III. The Remaining Claims
Plaintiff alleges that his property was stolen or destroyed by Rascoe in violation of the due process clause of the constitution. He further alleges that Horn should be vicariously liable for this loss because he was Roscoe's supervisor and was alerted that Plaintiff wanted his property back before Rascoe allegedly destroyed it.

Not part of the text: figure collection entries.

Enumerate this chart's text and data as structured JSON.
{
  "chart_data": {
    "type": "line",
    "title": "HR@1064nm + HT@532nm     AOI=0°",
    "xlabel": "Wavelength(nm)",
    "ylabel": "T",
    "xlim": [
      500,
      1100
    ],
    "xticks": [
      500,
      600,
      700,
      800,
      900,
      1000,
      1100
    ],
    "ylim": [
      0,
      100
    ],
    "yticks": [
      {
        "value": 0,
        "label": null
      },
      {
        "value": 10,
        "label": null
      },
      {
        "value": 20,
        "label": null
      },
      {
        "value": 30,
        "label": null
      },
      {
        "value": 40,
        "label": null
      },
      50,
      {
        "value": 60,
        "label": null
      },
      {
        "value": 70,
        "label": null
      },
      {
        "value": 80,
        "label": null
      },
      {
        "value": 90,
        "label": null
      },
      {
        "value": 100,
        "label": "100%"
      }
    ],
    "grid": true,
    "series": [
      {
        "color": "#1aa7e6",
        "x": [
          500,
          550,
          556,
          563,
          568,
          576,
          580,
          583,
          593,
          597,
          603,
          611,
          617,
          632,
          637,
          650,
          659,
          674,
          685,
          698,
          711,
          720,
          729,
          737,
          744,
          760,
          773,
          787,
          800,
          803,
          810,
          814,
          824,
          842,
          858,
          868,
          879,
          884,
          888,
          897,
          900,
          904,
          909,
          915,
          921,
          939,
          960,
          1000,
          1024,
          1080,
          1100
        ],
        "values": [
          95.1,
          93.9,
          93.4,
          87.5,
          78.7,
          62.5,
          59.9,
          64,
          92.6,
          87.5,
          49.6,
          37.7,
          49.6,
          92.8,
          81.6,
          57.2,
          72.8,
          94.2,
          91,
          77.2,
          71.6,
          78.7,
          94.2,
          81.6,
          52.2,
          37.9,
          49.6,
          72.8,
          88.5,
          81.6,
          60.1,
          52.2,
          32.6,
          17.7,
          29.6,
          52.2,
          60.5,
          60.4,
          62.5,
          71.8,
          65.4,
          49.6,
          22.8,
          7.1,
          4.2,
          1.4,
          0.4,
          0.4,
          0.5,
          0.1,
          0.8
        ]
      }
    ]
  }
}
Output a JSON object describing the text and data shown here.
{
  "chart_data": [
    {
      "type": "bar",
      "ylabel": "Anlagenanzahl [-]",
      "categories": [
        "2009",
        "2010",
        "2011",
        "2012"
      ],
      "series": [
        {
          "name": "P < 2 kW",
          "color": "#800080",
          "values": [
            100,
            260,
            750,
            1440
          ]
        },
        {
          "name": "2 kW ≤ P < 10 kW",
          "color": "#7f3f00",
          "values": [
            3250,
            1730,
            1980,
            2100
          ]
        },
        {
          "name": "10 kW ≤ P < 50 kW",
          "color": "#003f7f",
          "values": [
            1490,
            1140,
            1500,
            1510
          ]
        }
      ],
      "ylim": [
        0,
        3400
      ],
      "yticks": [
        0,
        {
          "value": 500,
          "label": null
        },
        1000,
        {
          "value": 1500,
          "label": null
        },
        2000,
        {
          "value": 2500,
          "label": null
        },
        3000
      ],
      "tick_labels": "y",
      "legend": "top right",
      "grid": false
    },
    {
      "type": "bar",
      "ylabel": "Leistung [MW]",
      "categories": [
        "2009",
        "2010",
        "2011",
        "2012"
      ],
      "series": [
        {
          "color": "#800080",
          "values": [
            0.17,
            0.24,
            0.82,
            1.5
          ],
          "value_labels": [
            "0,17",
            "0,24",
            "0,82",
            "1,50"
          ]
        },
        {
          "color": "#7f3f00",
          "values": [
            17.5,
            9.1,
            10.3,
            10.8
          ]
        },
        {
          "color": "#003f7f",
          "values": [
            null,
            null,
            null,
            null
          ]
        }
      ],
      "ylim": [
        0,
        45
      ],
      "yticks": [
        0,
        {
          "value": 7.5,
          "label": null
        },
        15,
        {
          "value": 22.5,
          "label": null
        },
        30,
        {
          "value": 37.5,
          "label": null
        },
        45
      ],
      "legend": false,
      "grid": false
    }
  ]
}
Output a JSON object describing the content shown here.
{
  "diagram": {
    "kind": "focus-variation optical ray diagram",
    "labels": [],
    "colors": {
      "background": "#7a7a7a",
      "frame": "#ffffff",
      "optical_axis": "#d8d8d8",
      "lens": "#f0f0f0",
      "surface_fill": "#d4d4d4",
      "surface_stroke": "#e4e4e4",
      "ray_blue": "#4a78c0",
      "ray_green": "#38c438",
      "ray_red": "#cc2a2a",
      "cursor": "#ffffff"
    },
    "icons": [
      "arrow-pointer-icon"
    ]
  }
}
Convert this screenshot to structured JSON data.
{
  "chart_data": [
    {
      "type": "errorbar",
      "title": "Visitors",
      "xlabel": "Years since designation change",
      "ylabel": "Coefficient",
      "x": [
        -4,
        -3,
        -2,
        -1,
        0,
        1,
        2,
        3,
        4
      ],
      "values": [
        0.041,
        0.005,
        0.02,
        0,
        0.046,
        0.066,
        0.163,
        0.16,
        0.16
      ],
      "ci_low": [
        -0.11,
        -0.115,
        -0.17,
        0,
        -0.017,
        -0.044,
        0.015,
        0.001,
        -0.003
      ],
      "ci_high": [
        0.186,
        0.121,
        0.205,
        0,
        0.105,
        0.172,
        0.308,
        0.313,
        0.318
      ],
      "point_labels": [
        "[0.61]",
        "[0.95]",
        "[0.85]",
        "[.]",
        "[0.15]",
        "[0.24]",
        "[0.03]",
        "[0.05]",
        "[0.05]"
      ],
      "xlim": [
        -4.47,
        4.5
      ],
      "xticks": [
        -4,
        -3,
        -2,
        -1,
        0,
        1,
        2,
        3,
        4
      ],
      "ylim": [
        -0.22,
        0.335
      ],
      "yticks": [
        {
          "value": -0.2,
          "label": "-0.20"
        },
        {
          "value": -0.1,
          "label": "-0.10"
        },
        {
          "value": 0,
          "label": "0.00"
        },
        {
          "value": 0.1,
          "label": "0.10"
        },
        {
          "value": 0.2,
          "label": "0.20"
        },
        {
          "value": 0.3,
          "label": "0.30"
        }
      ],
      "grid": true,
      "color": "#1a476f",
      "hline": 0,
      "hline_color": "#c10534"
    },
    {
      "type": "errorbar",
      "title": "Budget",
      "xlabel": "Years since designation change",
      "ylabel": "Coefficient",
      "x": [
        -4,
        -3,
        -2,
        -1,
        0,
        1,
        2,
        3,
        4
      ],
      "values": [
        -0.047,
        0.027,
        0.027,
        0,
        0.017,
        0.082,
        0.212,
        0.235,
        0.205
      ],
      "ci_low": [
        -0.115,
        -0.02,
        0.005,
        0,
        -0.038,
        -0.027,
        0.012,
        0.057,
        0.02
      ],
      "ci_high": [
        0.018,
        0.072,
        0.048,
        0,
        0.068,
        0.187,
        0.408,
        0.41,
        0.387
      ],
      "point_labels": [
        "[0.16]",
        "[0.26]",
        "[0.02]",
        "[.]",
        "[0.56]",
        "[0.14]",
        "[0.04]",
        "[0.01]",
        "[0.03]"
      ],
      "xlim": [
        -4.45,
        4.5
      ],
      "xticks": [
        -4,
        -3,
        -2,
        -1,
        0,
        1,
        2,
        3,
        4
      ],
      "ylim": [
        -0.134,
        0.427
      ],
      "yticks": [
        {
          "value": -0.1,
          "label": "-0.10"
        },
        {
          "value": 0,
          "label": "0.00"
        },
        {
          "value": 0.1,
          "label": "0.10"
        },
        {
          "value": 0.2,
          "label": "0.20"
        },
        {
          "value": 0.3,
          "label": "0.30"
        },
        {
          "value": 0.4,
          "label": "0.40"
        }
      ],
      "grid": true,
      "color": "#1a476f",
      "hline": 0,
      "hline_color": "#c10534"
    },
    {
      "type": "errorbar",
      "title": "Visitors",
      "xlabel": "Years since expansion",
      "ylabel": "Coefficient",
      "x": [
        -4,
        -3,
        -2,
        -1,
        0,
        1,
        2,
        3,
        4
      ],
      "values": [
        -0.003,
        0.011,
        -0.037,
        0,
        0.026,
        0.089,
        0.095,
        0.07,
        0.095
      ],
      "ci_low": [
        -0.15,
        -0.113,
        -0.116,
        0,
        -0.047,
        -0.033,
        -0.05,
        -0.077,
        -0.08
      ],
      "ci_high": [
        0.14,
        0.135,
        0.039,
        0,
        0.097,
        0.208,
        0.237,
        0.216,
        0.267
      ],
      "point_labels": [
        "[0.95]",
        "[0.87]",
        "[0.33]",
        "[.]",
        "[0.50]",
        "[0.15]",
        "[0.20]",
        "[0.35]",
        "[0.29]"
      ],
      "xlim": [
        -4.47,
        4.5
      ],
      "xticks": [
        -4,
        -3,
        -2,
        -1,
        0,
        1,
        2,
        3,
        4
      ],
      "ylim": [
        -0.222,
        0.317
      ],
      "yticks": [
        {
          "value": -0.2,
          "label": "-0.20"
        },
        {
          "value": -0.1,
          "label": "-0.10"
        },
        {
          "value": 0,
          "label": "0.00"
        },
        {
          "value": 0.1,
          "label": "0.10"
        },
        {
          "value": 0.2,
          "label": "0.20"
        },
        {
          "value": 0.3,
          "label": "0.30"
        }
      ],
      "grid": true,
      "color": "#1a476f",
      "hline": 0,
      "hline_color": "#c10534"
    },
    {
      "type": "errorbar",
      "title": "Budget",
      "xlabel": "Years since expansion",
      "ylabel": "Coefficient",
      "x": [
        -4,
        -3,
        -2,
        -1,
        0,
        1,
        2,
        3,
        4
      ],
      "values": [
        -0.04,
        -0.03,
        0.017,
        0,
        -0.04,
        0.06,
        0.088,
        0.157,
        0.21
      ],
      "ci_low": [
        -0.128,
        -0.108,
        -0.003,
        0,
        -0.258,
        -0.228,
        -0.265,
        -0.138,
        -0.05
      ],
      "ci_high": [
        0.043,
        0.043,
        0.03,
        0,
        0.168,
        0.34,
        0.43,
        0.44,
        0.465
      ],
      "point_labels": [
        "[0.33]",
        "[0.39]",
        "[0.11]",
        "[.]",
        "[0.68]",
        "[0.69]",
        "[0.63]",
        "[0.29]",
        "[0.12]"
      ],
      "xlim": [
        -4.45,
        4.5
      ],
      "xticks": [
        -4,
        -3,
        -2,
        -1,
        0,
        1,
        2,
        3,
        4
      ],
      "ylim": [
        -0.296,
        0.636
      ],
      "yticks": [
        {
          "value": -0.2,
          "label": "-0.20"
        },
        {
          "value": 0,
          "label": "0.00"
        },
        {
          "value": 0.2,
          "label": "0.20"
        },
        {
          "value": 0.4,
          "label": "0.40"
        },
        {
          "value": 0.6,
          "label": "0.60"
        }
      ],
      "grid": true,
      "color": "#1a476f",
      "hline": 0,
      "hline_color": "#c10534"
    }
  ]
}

Even if Horn were to be Rascoe's superior, he is not liable by that fact alone. Under the federal constitution, supervisors are not always liable for constitutional violations by their subordinates. Defendants in civil rights actions are only liable if the plaintiff can prove actual participation or acquiescence in the deprivation of the rights at issue.See Rode v. Dellarciprete, 845 F.2d 1195, 1207 (3d Cir. 1988). Here, Plaintiff only alleges that he had written a letter to Horn, stating that he had yet to receive his property and that Rascoe later destroyed the property. Plaintiff has not alleged any fact that would sustain a reasonable inference that receipt of the letter constituted participation or acquiescence in the plaintiff's loss of property. Therefore, Plaintiff's due process claim against Horn is dismissed.
Plaintiff's due process claim against Rascoe can only survive if Rascoe is considered a state actor for purposes of § 1983. As evidence of this, Plaintiff alleges that the D.O.C. has day to day control over Rascoe, that Rascoe has to follow D.O.C. Procedures, and that Rascoe fills out D.O.C. forms at the D.O.C.'s request. In response, Rascoe only states that he is not a state actor. Taking the facts in the light most favorable to Plaintiff, one cannot conclude at this juncture that Rascoe is not a state actor.
Nevertheless, Plaintiff's due process claim against Rascoe must be dismissed because he has an adequate state court remedy. The Supreme Court has held that "intentional destruction of property by a state employee does not violate due process if the state provides a meaningful postdeprivation remedy." Hudson v. Palmer, 468 U.S. 517, 530 (1984). Plaintiff has the right to bring a state civil action against Rascoe for the alleged destruction of property. See Bernhardt v. Needleman, 705 A.2d 875, 878 (Pa.Super. 1997) (stating that a party can recover damages when someone deprives him of the right to property without lawful justification).
Rascoe alleges that he is not a state actor. However, as the possibility exist that Rascoe may be entitled to sovereign immunity based on his connection to the D.O.C., this dismissal will be without prejudice to Bennett reasserting his federal claim if the Pennsylvania state courts hold that Rascoe is immune from suit. See 1 Pa. C.S.A. § 2310 (stating that state employees acting in their official capacities are immune from suit).
An appropriate Order follows.
ORDER
AND NOW, this ___ day of August, 2001, it is hereby ORDERED that Martin Horn's Motion to Dismiss (Docket # 12) and Kelly Rascoe's Motion to Dismiss (Docket #13) are GRANTED. It is further ORDERED that Warren Bennett's Motions for Default (Docket #20, 21) are DENIED as moot.
The Complaint is DISMISSED without prejudice to Plaintiff refiling his due process claim against Kelly Rascoe if the Pennsylvania state courts determine Kelly Rascoe is entitled to sovereign immunity from Plaintiff's suit.